There are several organizations for each professional for example: teachers, social workers, accountants and business owners just to name a few. Then there are sororities and fraternities which consist of all of these professionals in one melting pot. The professional organization which I will describe in the paper is the National Association for the Education of Young Children (NAEYC). As an employee in a Child Care Facility being apart of this organization can help improve my career if I choose to become the director in a few months.
The following paragraph describes the history of the organization and what it has done for the early childhood program. As a mother of 5 with 4 attending school in the public school system this organization is in the public eye and moving forward with efforts to improve the early childhood system and help teachers, parents and congress to understand how important our children’s education should be to us.
I can join this organization and help to change laws that can have an impact for not only my children but also grandchildren, nieces, nephews and the children that attend my Childcare facility my eyes could be open to new information, meeting people from all aspects of life at the national meetings and even go to Washington DC to help influence them to increase the funding, or make changes to existing policies regarding early childhood education.

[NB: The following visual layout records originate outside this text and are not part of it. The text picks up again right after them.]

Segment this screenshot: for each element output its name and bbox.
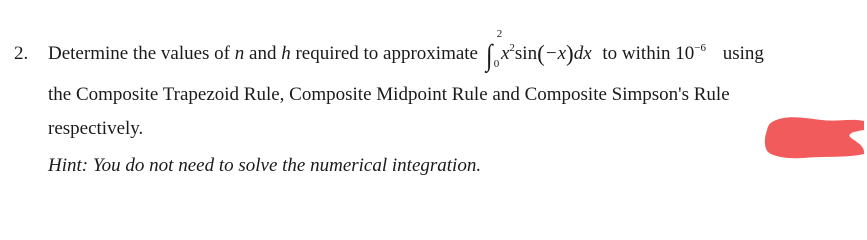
question-number: 2. xyxy=(14,43,29,64)
tolerance-exponent: −6 xyxy=(694,42,706,54)
sin-function: sin xyxy=(514,43,538,64)
hint-line: Hint: You do not need to solve the numerical integration. xyxy=(48,155,482,176)
lower-limit: 0 xyxy=(493,58,500,70)
differential: dx xyxy=(573,43,592,64)
within-text: to within 10 xyxy=(597,43,695,64)
question-line-3: respectively. xyxy=(48,118,144,139)
integrand-exponent: 2 xyxy=(509,42,515,54)
close-paren: ) xyxy=(566,41,574,66)
using-text: using xyxy=(717,43,764,64)
redaction-mark xyxy=(764,112,867,160)
sin-argument: −x xyxy=(544,43,567,64)
redaction-stroke xyxy=(765,117,864,158)
and-text: and xyxy=(244,43,282,64)
required-text: required to approximate xyxy=(290,43,483,64)
question-text-start: Determine the values of xyxy=(48,43,235,64)
integrand-x: x xyxy=(500,43,510,64)
variable-h: h xyxy=(281,43,291,64)
open-paren: ( xyxy=(537,41,545,66)
upper-limit: 2 xyxy=(496,28,503,40)
integral-expression xyxy=(485,28,592,72)
variable-n: n xyxy=(234,43,245,64)
question-line-2: the Composite Trapezoid Rule, Composite Midpoint Rule and Composite Simpson's Rule xyxy=(48,84,730,105)
question-line-1 xyxy=(14,28,764,72)
integral-sign: ∫ xyxy=(485,39,493,72)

NAEYC’s mission is to serve and act on behalf of the needs, rights and well-being of all young children with primary focus on the provision of educational and developmental services and resources. National Association for the Education of Young Children has become the nation’s premier organization for early childhood professionals—setting research-based standards and providing resources to improve early childhood program quality, enhance the professional development and working conditions of program staff, and to help families learn about and understand the need for high quality early childhood education.
Through position statements, work with other organizations, and its national voluntary accreditation system, NAEYC has been the leader in promoting excellence in early childhood education for all young children from birth through age 8. NAEYC’s roots extend to the 1920s when professional researchers and educators began organizing nursery schools for young children. Concerned about the quality of the proliferating programs, Patty Smith Hill identified a multidisciplinary group of 25 individuals, among them Arnold Gesell, Lois Meek (Stolz), and Abigail Eliot, to consider the need for a new association.
A public conference was held in Washington, DC in 1926. By 1929, the group was organized as the National Association for Nursery Education (NANE) and had published its first book—Minimum Essentials for Nursery Education. In 1964, NANE was reorganized as the National Association for the Education of Young Children (NAEYC). Also that year, the federal Head Start program was launched, focusing public attention on preschool education.
In the early 1980s, concern about the quality of early childhood services available to the burgeoning numbers of families seeking child care and preschool programs for their young children led NAEYC to begin planning a national voluntary accreditation system for early childhood programs. NAEYC’s work in developing position statements and setting standards for different aspects of early childhood education continued throughout the 1990s.
The National Institute for Early Childhood Professional Development focuses attention on improving the quality of preparation and ongoing professional development for teachers of young children by providing a place to learn from researchers about new developments and evaluations of pedagogy, curriculum, assessment, and teacher education. By its 75th anniversary in 2001, the association was engaged in a project to reinvent its accreditation system (scheduled to be fully implemented in 2006). Funding provided by a variety of contributors has been instrumental to the success of this effort.
In addition, a comprehensive restructuring of its affiliate groups (most of which successfully re-affiliated in 2004) had also been launched. Interest Forums were established as a membership benefit in 2001 to encourage communities of learning on issues related to the NAEYC mission. Funding provided by the Doris Duke Charitable Foundation enabled NAEYC to establish the Supporting Teachers, Strengthening Families project to prevent child abuse and promote children’s healthy social development by helping teachers better communicate with families on difficult issues.
The Association also adopted standards for professional preparation associate degree programs in early childhood education and launched plans to develop an accreditation system for these institutions. This effort has been generously supported by a number of contributors. The results of earlier efforts to build the Association’s policy presence are clearly visible in 2004. Affiliates and members receive training, technical assistance and resources to help them improve the capacity of their efforts to promote good public policies and investments in affordable, high quality early childhood education programs.
NAEYC is recognized as a leading voice in Congress and in state capitols on what is needed to help improve early childhood programs and services for all young children and their families, ranging from child care and Head Start, to early elementary grade reading programs and appropriate assessment. Early childhood educators look to NAEYC for journals, books, and other resources that combine a solid research base and information and features that make them highly accessible and useful for practitioners, teacher educators, and policy makers.
NAEYC Conferences continue to be the meetings that just can’t be missed, serving a critical convening function for the early childhood profession and providing a valuable professional development opportunity. Approaching its 80th anniversary, NAEYC is proud of its traditions, but also looks to the future. The Association is committed to becoming an ever more high performing inclusive organization that invites all individuals, families, communities and organizations to work together to improve the lives of all young children.
They offer an Associate Degree Accreditation Program too many Universities that have programs in Early Childhood to make sure they are preparing their students for their career. They also offer Early Childhood professionals resources to improve their practice through training and professional development. After reading all the above information we should all be apart of this type of organization that cares greatly for the education system that our child (ren) participate in on a daily basis.